Today, there are literally dozens of brands and offerings available to consumers worldwide, and it is becoming trendy by the day to conform to bottled water than to tap water.
Even though tap water is cheaper and has obviously passed strict countries’, federal and local guidelines for cleanliness and quality, people still prefer bottled water as they assume it be cleaner.
Although Botswana is relatively a small population compared to the United States where bottled water sales have tripled in the last decade, some people here have succumbed to preferring bottled water over tap water under the same pretext that it is cleaner.
Most brands available in Botswana are South African, with only a few being Botswana brands. Chain stores like Choppies and Spar also have their bottled water brands on shelves.
Local Kwaito artist Vee also launched his own water brand, Maveeta, in 2008.
These bottles of water are seemingly everywhere, in restaurants, offered during flights, in stores and in offices. Other than being clean, others vouch for bottled water because it is tastier than tap water.
If not all, most of the labeling on the bottles states that the water is drawn from underground springs or wells. But has anyone ever noticed how misleading, if not deceptive, labels can be?
Some American brands have lately been found to be packaging purified tap water, labeling it as spring water and selling it, obviously at a higher price you would normally not pay the water utilities per day.

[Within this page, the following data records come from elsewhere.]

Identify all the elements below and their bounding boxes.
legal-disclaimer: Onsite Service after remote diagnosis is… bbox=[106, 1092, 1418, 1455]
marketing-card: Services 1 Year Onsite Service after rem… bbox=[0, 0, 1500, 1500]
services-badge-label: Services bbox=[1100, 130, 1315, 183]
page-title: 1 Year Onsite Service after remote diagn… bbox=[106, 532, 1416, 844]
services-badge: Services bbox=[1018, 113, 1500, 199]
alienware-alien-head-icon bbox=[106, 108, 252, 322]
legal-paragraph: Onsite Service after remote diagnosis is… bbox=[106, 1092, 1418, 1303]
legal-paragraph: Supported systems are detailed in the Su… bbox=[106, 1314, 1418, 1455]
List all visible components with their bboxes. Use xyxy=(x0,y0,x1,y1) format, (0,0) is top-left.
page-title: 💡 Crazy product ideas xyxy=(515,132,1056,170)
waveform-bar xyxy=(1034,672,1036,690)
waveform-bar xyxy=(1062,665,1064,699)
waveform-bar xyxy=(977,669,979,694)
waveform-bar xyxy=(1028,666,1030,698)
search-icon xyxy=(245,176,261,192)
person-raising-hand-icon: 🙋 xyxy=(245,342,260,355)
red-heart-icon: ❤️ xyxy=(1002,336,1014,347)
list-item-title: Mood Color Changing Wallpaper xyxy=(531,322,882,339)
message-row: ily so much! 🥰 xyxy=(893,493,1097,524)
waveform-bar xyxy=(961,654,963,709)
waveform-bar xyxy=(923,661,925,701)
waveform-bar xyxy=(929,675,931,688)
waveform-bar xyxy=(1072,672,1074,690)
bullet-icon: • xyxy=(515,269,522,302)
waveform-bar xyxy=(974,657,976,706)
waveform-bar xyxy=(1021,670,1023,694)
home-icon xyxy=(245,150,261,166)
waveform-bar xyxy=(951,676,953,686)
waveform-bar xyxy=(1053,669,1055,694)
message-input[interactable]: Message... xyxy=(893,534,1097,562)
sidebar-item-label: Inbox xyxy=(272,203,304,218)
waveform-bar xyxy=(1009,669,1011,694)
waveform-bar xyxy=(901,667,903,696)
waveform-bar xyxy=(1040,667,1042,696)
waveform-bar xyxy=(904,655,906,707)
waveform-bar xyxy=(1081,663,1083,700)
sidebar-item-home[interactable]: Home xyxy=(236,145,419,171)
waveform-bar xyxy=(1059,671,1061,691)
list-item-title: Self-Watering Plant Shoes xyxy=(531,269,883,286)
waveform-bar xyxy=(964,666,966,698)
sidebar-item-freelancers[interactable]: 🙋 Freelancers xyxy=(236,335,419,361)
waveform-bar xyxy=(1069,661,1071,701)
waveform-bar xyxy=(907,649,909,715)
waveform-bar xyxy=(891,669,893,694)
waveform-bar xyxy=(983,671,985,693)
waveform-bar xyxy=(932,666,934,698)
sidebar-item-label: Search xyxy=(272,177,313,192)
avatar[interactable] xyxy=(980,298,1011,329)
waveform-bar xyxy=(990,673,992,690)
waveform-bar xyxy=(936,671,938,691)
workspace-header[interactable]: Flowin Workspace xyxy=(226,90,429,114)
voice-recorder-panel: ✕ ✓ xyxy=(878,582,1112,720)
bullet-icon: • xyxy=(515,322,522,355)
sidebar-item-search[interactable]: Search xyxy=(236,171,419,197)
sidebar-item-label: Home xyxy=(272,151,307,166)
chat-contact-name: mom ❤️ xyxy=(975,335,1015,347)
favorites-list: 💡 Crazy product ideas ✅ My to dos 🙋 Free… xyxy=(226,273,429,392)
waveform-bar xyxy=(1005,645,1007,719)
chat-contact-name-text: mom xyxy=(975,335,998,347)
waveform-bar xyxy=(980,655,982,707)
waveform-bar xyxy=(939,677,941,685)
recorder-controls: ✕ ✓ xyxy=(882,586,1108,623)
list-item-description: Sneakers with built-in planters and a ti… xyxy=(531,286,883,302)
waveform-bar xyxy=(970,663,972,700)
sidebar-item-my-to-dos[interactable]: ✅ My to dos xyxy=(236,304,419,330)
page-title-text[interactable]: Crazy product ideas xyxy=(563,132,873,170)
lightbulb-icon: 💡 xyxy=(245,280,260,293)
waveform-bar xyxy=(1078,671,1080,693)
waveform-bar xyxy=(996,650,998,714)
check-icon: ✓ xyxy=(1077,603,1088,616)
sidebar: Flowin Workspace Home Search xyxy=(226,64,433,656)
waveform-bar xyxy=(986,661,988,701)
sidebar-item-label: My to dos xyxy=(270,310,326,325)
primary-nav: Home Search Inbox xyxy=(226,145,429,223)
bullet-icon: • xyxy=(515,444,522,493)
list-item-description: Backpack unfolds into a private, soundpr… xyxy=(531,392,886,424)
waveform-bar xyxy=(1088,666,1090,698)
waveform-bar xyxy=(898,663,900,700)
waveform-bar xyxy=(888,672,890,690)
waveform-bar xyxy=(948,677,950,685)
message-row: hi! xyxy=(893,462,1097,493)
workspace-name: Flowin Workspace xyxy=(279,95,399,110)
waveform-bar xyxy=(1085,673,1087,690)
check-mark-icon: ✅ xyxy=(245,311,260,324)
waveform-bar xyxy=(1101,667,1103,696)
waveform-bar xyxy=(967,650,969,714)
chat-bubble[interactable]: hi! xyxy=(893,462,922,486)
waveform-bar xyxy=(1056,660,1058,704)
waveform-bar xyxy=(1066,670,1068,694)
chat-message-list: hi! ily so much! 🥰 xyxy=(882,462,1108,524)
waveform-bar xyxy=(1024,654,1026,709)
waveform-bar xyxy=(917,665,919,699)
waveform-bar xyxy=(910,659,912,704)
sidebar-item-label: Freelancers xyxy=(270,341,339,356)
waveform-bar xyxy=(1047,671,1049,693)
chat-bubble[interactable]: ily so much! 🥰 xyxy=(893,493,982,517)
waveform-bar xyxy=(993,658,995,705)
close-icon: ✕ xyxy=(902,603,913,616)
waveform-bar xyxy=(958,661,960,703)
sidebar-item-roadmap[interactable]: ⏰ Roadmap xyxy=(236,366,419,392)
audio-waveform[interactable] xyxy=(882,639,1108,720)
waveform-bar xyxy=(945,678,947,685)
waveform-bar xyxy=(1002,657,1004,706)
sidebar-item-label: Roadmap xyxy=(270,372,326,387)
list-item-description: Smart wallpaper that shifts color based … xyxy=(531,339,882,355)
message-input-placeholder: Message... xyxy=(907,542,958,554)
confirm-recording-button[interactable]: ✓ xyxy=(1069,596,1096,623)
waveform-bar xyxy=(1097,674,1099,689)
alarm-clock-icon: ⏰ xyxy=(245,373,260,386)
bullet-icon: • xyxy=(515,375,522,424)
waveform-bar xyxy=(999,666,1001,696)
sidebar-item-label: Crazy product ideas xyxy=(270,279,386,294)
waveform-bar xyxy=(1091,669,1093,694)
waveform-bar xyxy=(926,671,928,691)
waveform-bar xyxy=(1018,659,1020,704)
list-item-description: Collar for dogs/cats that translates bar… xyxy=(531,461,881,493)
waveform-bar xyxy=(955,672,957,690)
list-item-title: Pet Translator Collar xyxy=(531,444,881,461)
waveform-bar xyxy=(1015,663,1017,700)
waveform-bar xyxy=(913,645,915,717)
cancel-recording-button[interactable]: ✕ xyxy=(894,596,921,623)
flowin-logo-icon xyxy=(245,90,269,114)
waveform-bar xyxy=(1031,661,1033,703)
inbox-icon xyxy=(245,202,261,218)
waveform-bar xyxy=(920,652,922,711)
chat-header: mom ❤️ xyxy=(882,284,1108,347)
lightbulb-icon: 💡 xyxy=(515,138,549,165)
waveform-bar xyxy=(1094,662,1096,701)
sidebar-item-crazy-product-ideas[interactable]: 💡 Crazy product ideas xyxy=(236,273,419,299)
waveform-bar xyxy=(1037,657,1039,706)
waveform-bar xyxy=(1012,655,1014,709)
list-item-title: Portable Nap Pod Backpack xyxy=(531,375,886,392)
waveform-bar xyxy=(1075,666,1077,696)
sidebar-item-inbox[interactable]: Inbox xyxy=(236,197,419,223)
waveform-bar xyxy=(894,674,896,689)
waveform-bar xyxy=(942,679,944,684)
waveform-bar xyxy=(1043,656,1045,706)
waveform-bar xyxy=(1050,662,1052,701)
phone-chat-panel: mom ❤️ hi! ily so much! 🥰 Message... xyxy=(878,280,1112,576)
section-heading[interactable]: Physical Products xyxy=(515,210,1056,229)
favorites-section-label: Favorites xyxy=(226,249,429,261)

Even if you were to keep count of the money you use per week for the bottles of water and what you pay at month end for the tap water you use to wash the dishes, do the laundry, bath, cook and drink, you would realize that bottled water is a waste.
Imagine if the labeling on bottled water can deceive you by stating it is spring or underground water, what about the cleanliness and how safe it is for consumption.
Cain Chiepe, a resident of Gaborone says that he prefers tap water because unlike bottled water, tap water has a natural taste. “Bottled water tastes like it’s been messed AROUND with,” he said.
He said that he does not trust the labeling on the bottles. “It’s all crap to get us to buy, just like the ‘reviews’ put on the back-page of a novel saying how good it is; it’s just to get me to read or in this case buy and drink the water.”
On being asked on what he thought of people preferring bottled water over tap water, Chiepe said that he does not think anyone is wrong in their choice of consumption. He said anyone is at free will to either buy bottled water or drink tap water.
“We are all entitled to eat and drink what we want. If they feel bottled water is safer than tap water, let them drink it.”
Ikanyeng Segonetso, however, prefers bottled water to tap water because according to him, “Bottled water is safe from bacteria, contaminations and other water borne malicious infections since it has been purified to get rid of them.”
He also, however, admitted that he does not know the process of purifying the bottled water and said he based his premise on “theory and analogies”. He also firmly suggested he had no confidence in tap water because it is generally believed to be contaminated.
“The water passes through some underground pipes, which could leak at some unknown points, thereby absorbing some dirt passing it on the supply! If the dirt contains some bacteria, it would multiply along the flow in the pipes!” he cautioned.
Segonetso also said that he believes that perhaps the contents of the containers have been approved by the consumer products organ of the government. He also expressed that he would advise people to switch to bottled water, or use filters at their homes if they cannot afford to buy bottled water, adding that companies and manufactures who incorporate quality assurance in their manufacturing and marketing strategies are the ones he would vouch for the water, leaving options to sue any company which would mislead him with information that is detrimental to his health.
Reports conducted on bottled water have shown that bottled water is less regulated than tap water, according to a U.S. Congressional report released recently. While municipal water utilities are required to provide public reports of test results, bottled-water makers are not.
The research is also backed by a second report from the Environmental Working Group. The nonprofit advocacy organization surveyed the labels and Web sites of nearly 200 popular bottled-water brands and found that less than 2 percent disclosed three important facts that can affect safety: the water’s source, purification methods, and chemical pollutants in each bottle.
Although there are currently no researches in Botswana or Africa on the safety of bottled water, it is also obvious that the labelling does not differ as to what is in the water or what was used to purify it.
Who regulates the bottled water people consume in Botswana anyways? Food for thought.